What whitening actually does, and why it stays conservative
Professional tooth whitening works by allowing a peroxide gel, either hydrogen peroxide or carbamide peroxide, which breaks down into hydrogen peroxide on contact with the tooth, to diffuse through the enamel and react with the larger pigment molecules trapped inside the enamel rods and the underlying dentine. The peroxide oxidises those molecules into smaller, less reflective fragments, and the tooth appears lighter. Crucially, nothing is cut, drilled, or reshaped: the enamel itself stays where it is, the contours of the tooth do not change, and there is no permanent removal of tissue. The intervention is, in the literal sense, reversible, if you stop whitening, the colour drifts back over the years and the underlying tooth is exactly as it was.
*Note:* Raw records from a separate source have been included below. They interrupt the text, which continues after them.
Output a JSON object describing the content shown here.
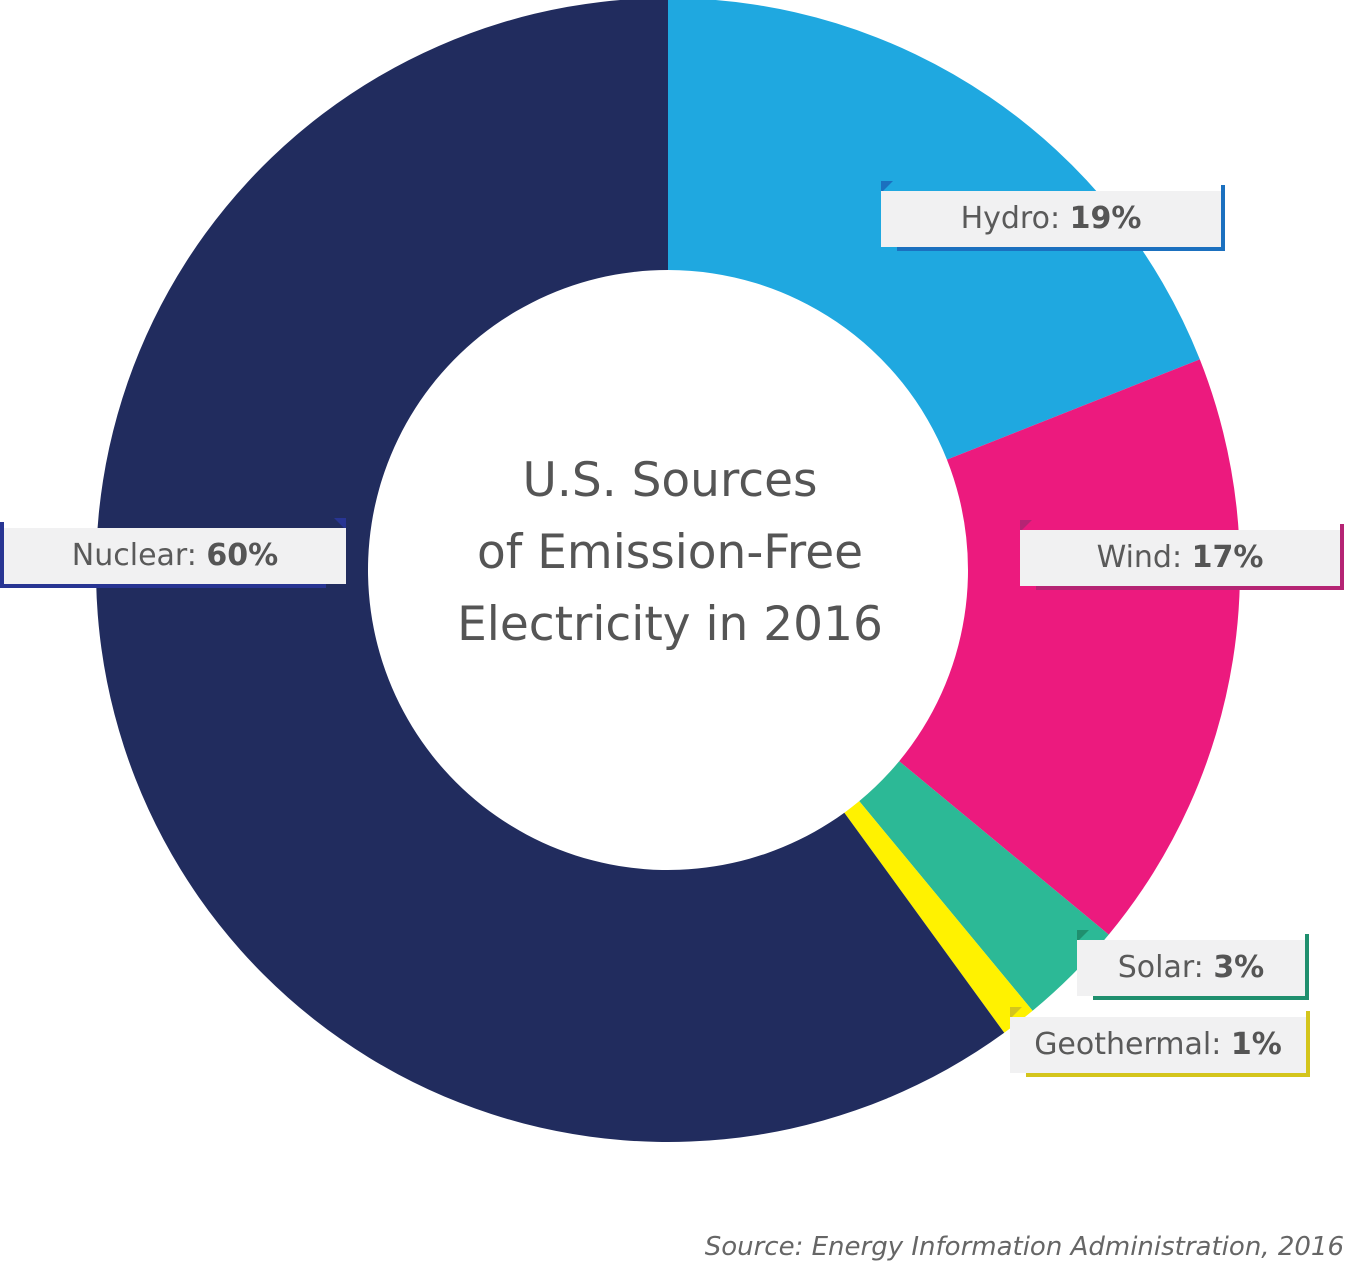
{
  "chart_data": {
    "type": "pie",
    "title": "U.S. Sources of Emission-Free Electricity in 2016",
    "title_lines": [
      "U.S. Sources",
      "of Emission-Free",
      "Electricity in 2016"
    ],
    "categories": [
      "Hydro",
      "Wind",
      "Solar",
      "Geothermal",
      "Nuclear"
    ],
    "values": [
      19,
      17,
      3,
      1,
      60
    ],
    "slices": [
      {
        "name": "Hydro",
        "value": 19,
        "label": "Hydro:",
        "value_label": "19%",
        "color": "#1fa8e0",
        "accent": "#1b70bf"
      },
      {
        "name": "Wind",
        "value": 17,
        "label": "Wind:",
        "value_label": "17%",
        "color": "#ec1a7e",
        "accent": "#b52474"
      },
      {
        "name": "Solar",
        "value": 3,
        "label": "Solar:",
        "value_label": "3%",
        "color": "#2cb996",
        "accent": "#1f8f6e"
      },
      {
        "name": "Geothermal",
        "value": 1,
        "label": "Geothermal:",
        "value_label": "1%",
        "color": "#fff200",
        "accent": "#d4c51c"
      },
      {
        "name": "Nuclear",
        "value": 60,
        "label": "Nuclear:",
        "value_label": "60%",
        "color": "#212c5e",
        "accent": "#283593"
      }
    ],
    "donut": true,
    "start": "top",
    "direction": "clockwise"
  },
  "source": "Source: Energy Information Administration, 2016"
}
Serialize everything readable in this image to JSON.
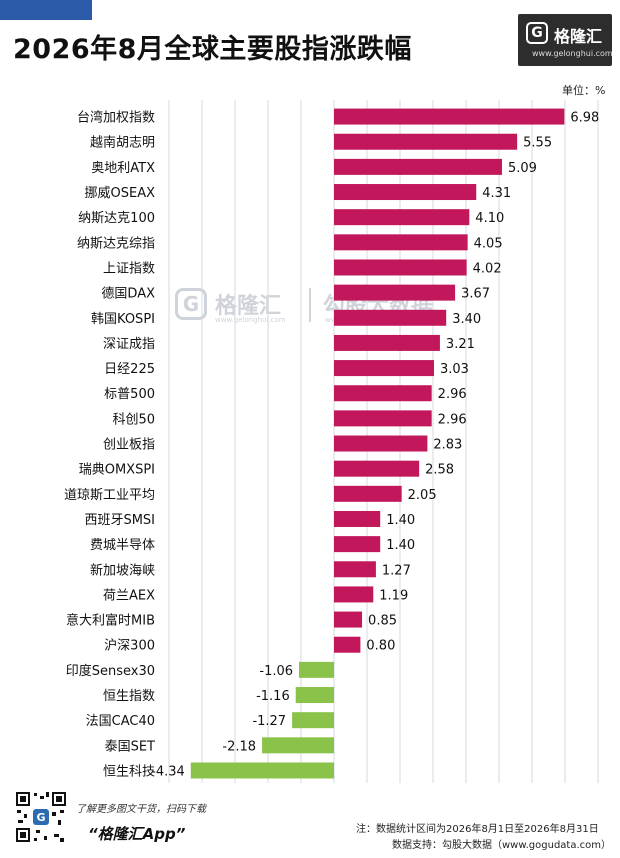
{
  "header": {
    "title": "2026年8月全球主要股指涨跌幅",
    "logo_glyph": "G",
    "logo_name": "格隆汇",
    "logo_url": "www.gelonghui.com"
  },
  "watermark": {
    "glyph": "G",
    "name": "格隆汇",
    "url": "www.gelonghui.com",
    "name2": "勾股大数据",
    "url2": "www.gogudata.com"
  },
  "chart_data": {
    "type": "bar",
    "orientation": "horizontal",
    "unit_label": "单位：%",
    "categories": [
      "台湾加权指数",
      "越南胡志明",
      "奥地利ATX",
      "挪威OSEAX",
      "纳斯达克100",
      "纳斯达克综指",
      "上证指数",
      "德国DAX",
      "韩国KOSPI",
      "深证成指",
      "日经225",
      "标普500",
      "科创50",
      "创业板指",
      "瑞典OMXSPI",
      "道琼斯工业平均",
      "西班牙SMSI",
      "费城半导体",
      "新加坡海峡",
      "荷兰AEX",
      "意大利富时MIB",
      "沪深300",
      "印度Sensex30",
      "恒生指数",
      "法国CAC40",
      "泰国SET",
      "恒生科技"
    ],
    "values": [
      6.98,
      5.55,
      5.09,
      4.31,
      4.1,
      4.05,
      4.02,
      3.67,
      3.4,
      3.21,
      3.03,
      2.96,
      2.96,
      2.83,
      2.58,
      2.05,
      1.4,
      1.4,
      1.27,
      1.19,
      0.85,
      0.8,
      -1.06,
      -1.16,
      -1.27,
      -2.18,
      -4.34
    ],
    "value_labels": [
      "6.98",
      "5.55",
      "5.09",
      "4.31",
      "4.10",
      "4.05",
      "4.02",
      "3.67",
      "3.40",
      "3.21",
      "3.03",
      "2.96",
      "2.96",
      "2.83",
      "2.58",
      "2.05",
      "1.40",
      "1.40",
      "1.27",
      "1.19",
      "0.85",
      "0.80",
      "-1.06",
      "-1.16",
      "-1.27",
      "-2.18",
      "-4.34"
    ],
    "xlim": [
      -5,
      9
    ],
    "grid": true,
    "positive_color": "#c2185b",
    "negative_color": "#8bc34a",
    "gridline_color": "#d3d8e3"
  },
  "footer": {
    "promo_line1": "了解更多图文干货，扫码下载",
    "promo_line2": "“格隆汇App”",
    "note_line1": "注：数据统计区间为2026年8月1日至2026年8月31日",
    "note_line2": "数据支持：勾股大数据（www.gogudata.com）"
  }
}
The most common claim against whitening is that the peroxide damages the enamel, and it is the claim worth answering directly because it is repeated everywhere. The Zanolla group's systematic review and meta-analysis pooled the available controlled studies on bleaching's effect on enamel microhardness and concluded that the changes seen in vitro are small, transient, and recover under normal saliva conditions [1]. Microhardness dips during the active treatment and returns to baseline once the peroxide is removed and the saliva is allowed to remineralise the surface. The studies that report the largest enamel effects are usually the ones that simulate continuous exposure for unrealistic periods of time on extracted teeth in dry conditions, they are not the conditions inside a real patient's mouth. The honest position is that professional whitening, used at the concentrations and durations the systematic-review literature has actually studied, is one of the safer things modern cosmetic dentistry does to a tooth.